I’ve heard things about how pretentious it is. Maybe, it is. Maybe it’s just a gimmick. Maybe it is legitimate art for the sake of being art. There is nothing wrong with that. I expect it to be a good film that will outlast all those that created it. Even if they have moved past all the movies we consider classics today, the people working on this project will live on. At the very least it should pique the interest of some people in the world in the future to look up the participants on Wikipedia or whatever the replacement is. It becomes something greater than itself.

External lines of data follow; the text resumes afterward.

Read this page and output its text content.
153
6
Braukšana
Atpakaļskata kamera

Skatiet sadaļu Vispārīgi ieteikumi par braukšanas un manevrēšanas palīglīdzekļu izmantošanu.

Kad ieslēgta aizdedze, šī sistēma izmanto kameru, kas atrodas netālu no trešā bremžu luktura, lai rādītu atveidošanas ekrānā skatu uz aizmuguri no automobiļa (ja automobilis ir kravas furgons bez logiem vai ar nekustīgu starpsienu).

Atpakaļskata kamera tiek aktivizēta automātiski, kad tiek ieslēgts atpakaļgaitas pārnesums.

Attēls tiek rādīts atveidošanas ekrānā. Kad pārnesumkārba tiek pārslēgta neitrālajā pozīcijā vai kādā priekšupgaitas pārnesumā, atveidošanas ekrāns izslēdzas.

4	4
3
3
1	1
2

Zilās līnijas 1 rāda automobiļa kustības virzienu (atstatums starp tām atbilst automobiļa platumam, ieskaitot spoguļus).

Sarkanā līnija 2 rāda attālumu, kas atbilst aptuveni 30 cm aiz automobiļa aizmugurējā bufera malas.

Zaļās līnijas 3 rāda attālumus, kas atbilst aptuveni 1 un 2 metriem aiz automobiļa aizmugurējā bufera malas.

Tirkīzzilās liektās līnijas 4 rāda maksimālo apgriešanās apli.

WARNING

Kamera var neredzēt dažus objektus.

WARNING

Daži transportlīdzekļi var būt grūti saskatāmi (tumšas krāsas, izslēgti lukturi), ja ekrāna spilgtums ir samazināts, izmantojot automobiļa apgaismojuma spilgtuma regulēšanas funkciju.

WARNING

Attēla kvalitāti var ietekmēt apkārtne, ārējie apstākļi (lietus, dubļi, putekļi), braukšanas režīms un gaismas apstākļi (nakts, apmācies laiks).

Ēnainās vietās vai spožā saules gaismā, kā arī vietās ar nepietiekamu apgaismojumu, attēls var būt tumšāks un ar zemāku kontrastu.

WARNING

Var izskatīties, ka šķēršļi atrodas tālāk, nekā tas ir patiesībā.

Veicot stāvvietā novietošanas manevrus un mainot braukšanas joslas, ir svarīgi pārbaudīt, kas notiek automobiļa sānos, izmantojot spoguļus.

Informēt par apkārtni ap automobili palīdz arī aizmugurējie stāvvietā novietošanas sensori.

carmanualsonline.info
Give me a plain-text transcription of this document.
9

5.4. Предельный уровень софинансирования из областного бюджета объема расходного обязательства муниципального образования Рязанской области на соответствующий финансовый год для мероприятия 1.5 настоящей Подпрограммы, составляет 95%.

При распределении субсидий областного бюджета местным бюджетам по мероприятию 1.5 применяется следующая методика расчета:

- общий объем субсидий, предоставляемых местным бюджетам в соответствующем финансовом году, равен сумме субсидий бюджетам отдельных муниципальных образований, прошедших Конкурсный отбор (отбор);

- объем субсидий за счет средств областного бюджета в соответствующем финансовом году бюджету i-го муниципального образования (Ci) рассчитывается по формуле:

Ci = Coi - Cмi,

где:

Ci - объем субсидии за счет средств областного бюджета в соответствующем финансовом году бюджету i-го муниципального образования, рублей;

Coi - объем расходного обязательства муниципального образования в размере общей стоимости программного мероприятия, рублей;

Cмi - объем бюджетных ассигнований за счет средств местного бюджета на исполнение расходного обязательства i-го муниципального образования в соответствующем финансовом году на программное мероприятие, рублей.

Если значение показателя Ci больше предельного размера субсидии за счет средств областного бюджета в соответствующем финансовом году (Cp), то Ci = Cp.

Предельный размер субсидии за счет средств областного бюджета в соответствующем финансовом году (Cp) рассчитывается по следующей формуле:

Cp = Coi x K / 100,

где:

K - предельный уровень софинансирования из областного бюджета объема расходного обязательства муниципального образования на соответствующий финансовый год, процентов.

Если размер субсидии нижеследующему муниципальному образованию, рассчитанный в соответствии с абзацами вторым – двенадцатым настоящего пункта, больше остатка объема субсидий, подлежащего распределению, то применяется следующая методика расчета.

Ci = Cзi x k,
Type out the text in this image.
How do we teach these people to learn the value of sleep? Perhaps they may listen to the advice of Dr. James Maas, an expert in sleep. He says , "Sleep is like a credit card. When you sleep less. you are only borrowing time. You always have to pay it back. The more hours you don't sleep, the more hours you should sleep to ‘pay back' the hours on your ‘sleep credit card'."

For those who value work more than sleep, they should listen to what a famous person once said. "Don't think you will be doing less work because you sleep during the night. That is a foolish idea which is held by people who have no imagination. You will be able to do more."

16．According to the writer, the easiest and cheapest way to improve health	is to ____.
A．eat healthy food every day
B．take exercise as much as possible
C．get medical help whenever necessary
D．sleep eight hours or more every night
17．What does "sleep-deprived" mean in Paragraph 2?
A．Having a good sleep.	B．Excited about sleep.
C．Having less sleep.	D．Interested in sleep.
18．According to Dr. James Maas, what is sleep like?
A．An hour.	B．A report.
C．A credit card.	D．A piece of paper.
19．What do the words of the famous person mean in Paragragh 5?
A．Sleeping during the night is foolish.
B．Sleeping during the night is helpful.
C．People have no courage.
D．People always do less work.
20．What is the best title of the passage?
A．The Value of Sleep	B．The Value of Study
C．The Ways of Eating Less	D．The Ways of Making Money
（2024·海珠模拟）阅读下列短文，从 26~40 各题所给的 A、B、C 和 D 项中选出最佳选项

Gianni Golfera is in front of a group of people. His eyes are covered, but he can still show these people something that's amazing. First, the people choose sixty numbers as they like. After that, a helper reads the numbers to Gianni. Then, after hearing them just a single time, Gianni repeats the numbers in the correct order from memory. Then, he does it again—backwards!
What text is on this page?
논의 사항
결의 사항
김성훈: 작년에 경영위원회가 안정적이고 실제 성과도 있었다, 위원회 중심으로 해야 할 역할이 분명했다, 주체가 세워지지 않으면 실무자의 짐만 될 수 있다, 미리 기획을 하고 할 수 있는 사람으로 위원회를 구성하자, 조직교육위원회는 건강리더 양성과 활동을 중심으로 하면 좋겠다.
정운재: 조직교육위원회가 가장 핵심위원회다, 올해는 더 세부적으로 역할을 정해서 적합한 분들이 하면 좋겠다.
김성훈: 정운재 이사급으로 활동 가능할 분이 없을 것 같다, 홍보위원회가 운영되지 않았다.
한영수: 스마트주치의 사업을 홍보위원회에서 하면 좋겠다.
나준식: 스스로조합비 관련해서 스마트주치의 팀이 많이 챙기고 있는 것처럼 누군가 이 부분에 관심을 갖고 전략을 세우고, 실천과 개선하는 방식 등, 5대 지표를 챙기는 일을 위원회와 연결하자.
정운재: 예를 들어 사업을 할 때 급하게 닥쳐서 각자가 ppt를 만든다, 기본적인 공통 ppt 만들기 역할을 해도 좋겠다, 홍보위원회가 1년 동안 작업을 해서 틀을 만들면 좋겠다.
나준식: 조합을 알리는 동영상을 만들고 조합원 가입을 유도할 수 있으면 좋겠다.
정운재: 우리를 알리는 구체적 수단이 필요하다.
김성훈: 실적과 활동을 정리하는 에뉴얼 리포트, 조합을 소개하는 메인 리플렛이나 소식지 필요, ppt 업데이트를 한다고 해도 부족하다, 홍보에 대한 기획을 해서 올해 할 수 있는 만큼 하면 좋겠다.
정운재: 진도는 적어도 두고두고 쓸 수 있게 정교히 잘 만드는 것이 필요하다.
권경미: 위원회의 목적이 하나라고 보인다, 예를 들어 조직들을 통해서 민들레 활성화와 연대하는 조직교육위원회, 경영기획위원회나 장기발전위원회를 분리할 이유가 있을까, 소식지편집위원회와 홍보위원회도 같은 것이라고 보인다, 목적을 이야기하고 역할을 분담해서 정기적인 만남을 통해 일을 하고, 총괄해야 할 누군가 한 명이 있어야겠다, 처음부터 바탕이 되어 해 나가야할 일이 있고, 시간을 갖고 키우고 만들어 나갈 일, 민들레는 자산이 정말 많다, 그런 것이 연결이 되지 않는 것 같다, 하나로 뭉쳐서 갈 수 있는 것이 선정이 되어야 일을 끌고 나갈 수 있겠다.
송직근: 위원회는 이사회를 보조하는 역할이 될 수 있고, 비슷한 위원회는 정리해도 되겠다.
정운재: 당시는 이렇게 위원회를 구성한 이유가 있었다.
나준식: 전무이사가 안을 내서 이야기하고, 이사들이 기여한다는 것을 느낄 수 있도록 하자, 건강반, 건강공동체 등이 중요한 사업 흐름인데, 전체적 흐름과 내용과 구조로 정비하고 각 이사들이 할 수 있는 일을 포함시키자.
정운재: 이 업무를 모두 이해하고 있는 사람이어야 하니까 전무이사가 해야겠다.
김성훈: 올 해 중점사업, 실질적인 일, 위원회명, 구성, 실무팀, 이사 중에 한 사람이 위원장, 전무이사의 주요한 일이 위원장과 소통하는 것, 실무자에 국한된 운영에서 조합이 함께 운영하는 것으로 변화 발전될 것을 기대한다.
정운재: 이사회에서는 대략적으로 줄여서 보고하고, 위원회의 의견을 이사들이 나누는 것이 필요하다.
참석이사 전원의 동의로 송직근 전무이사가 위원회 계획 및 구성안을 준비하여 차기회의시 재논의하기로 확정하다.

Something else I have read is “how do you even know they can play it?” Assuming for a second they did not store the film digitally, the process of playing back film shouldn’t be lost to the ages in 100 years. The perfect example I used for this is that we can still play Edison was cylinders. Granted we could not order a wax cylinder player off Amazon and get two-day shipping, but if you want to put the effort in, you can recreate it. The film will be the same. Even if they stored the file digitally what we consider modern file formats today are very well documented. The future world may have to program a new player for the file format – it will be doable. The problem with the cruft of 80s and 90s software in specialized formats is that the formats were never well documented. This makes those files hard to recreate and open.
I think the biggest problem is the “you can’t see it syndrome”. Most of the people commenting wouldn’t even have gone to the theater to see the movie anyways. They save their experiences for popcorn pictures and not for a film that rises above. This is what I assume this is, but then again it might just be a sequel to Transformers and they hope in 100 years trademark law will sort that out. Regardless people are talking about it solely because they can’t see it.
That is what makes this a hype machine. People complain because they can’t get access to something. If they hadn’t known, they never would have cared. I’m hoping my grandkids or great-grandkids take the time to watch the film. I love Malkovich and I’m a little disheartened I can’t watch it. I would have gone to the theaters to see it if it was released today – or at least paid for it on Amazon Prime Video. Yet, I understand what they are trying to do. I just don’t understand why the hate something just because you can’t see it. I think I may have to offer exclusive access to my home office. Then I’ll have people clamoring to get in PT Barnum style. Then they will see it’s just a room that they paid way too much to enter. Similarly, this is just a movie that has expanded into something greater than itself. An expansion that is only caused by your inability to watch it right now in this instant world.